Descrição de chapéu Governo Trump

Presidente iraniano condiciona reunião com Trump a retirada de sanções

Declaração foi dada um dia após americano dizer que encontro para discutir pacto nuclear é possível

Dubai | Reuters

​Não haverá conversas entre Irã e Estados Unidos até que todas as sanções impostas a Teerã sejam suspensas, afirmou o presidente Hasan Rowhani nesta terça-feira (27). 

"Washington tem a chave para mudanças positivas. Então, dê o primeiro passo. Sem esse passo, essa fechadura não será aberta", disse o líder iraniano em discurso transmitido ao vivo na rede de TV do país persa. 

"Os Estados Unidos deveriam agir tirando todas as sanções ilegais e injustas impostas ao Irã", reforçou.

O presidente do Irã, Hasan Rouhani, em pronunciamento transmitido pela rede televisiva iraniana - Presidência do Irã/AFP

As declarações foram feitas um dia após o presidente americano, Donald Trump, dizer que há a possibilidade de um encontro nas próximas semanas entre ele e seu par iraniano para discutir o pacto nuclear.

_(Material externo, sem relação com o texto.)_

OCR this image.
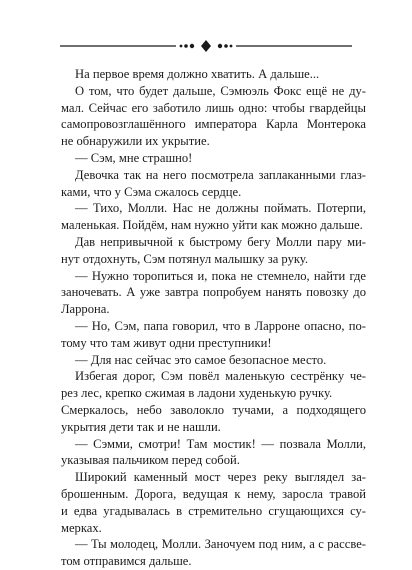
На первое время должно хватить. А дальше...
О том, что будет дальше, Сэмюэль Фокс ещё не ду-
мал. Сейчас его заботило лишь одно: чтобы гвардейцы
самопровозглашённого императора Карла Монтерока
не обнаружили их укрытие.
— Сэм, мне страшно!
Девочка так на него посмотрела заплаканными глаз-
ками, что у Сэма сжалось сердце.
— Тихо, Молли. Нас не должны поймать. Потерпи,
маленькая. Пойдём, нам нужно уйти как можно дальше.
Дав непривычной к быстрому бегу Молли пару ми-
нут отдохнуть, Сэм потянул малышку за руку.
— Нужно торопиться и, пока не стемнело, найти где
заночевать. А уже завтра попробуем нанять повозку до
Ларрона.
— Но, Сэм, папа говорил, что в Ларроне опасно, по-
тому что там живут одни преступники!
— Для нас сейчас это самое безопасное место.
Избегая дорог, Сэм повёл маленькую сестрёнку че-
рез лес, крепко сжимая в ладони худенькую ручку.
Смеркалось, небо заволокло тучами, а подходящего
укрытия дети так и не нашли.
— Сэмми, смотри! Там мостик! — позвала Молли,
указывая пальчиком перед собой.
Широкий каменный мост через реку выглядел за-
брошенным. Дорога, ведущая к нему, заросла травой
и едва угадывалась в стремительно сгущающихся су-
мерках.
— Ты молодец, Молли. Заночуем под ним, а с рассве-
том отправимся дальше.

"O Irã é um país com grande potencial. Não estamos pedindo grandes mudanças em seu governo ou coisa do tipo. Queremos, apenas, que não haja mais armas nucleares. É muito simples", afirmou Trump durante o encerramento da cúpula do G7, clube de países ricos, em Biarritz, balneário no sudoeste da França. 

O país persa está no centro de uma crise internacional desde que, em meados de junho, aumentou sua produção de urânio enriquecido —material que eventualmente pode ser usado em armamentos nucleares—, quebrando um dos termos do acordo internacional de 2015.

O fato se deu em resposta a sanções econômicas impostas meses antes pelos EUA, que em maio de 2018 decidiram abandonar o pacto. Na ocasião, Trump promoveu uma retirada unilateral do acordo, contrariando a vontade de países aliados a Washington e dando início à crise que se estende até agora. 

Com esta jogada, o país proibiu seus parceiros de comprarem petróleo iraniano, privando Teerã de uma de suas principais fontes de renda.

"Continuaremos a reduzir nossos compromissos [estabelecidos] sob o acordo de 2015 se nossos interesses não forem garantidos", disse Rowhani nesta terça.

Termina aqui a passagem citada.